ApoA-I remains soluble at neutral pH, maintaining a predominantly α-helical conformation. Upon acidification to pH 4, apoA-I readily assembles into aggregates that, despite being responsive to the amyloid characteristic ThT dye, do not have the typical amyloid morphology and do not produce XRD diffraction patterns suggestive of β-sheets. The inclusion of heparin, and chemical oxidation of apoA-I methionine residues, in order to mimic physiological conditions, results in an increased ThT response and aggregated material more characteristic of amyloid.

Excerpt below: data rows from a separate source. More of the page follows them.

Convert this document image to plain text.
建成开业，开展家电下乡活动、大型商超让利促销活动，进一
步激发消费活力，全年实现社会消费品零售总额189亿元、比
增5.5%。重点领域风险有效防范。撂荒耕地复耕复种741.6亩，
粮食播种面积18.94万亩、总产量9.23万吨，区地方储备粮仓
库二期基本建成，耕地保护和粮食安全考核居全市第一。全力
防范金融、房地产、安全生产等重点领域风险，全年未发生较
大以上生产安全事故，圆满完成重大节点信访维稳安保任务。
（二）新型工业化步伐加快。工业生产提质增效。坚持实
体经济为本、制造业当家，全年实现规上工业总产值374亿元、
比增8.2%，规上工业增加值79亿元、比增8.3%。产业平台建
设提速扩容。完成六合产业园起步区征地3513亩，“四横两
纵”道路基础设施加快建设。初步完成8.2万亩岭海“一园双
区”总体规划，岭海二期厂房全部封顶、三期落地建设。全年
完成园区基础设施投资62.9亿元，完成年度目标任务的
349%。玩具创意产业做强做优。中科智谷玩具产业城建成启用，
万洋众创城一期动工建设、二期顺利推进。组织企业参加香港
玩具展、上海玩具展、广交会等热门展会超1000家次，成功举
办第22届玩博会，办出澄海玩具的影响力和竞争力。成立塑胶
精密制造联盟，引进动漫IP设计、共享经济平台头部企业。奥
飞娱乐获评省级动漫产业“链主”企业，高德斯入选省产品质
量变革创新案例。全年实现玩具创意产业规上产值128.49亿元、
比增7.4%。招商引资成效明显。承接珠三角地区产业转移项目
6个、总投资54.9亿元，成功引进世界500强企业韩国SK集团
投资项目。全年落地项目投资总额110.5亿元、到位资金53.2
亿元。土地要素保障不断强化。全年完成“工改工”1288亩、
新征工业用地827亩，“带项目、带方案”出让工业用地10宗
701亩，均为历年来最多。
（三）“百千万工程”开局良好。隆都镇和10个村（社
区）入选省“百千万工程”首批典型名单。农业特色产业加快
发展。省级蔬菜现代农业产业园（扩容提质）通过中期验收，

Solid-state NMR spectroscopy reveals for the first time that all three aggregation inducing conditions produce aggregates that give rise to cross-peaks
corresponding to both α-helical and novel β-sheet structures. This leads to a refinement in the current theory describing apoA-I aggregation. In native apoA-I, the N-terminal 4-helical bundle protects the 3 hot spot regions from self-association into β-sheets. Acidification of apoA-I leads to the destabilisation of this N-terminus, and a conversion of residues 1-90 into β-sheet structures, whilst the C-terminus retains its α-helical structure.
EGCG, an inhibitor of Aβ, α-synuclein and huntingtin amyloidosis, is shown here to bind to apoA-I with micro-molar affinity. However, rather than inhibit amyloidosis, EGCG causes a structural rearrangement of the aggregated material, resulting in a reduced α-helical content.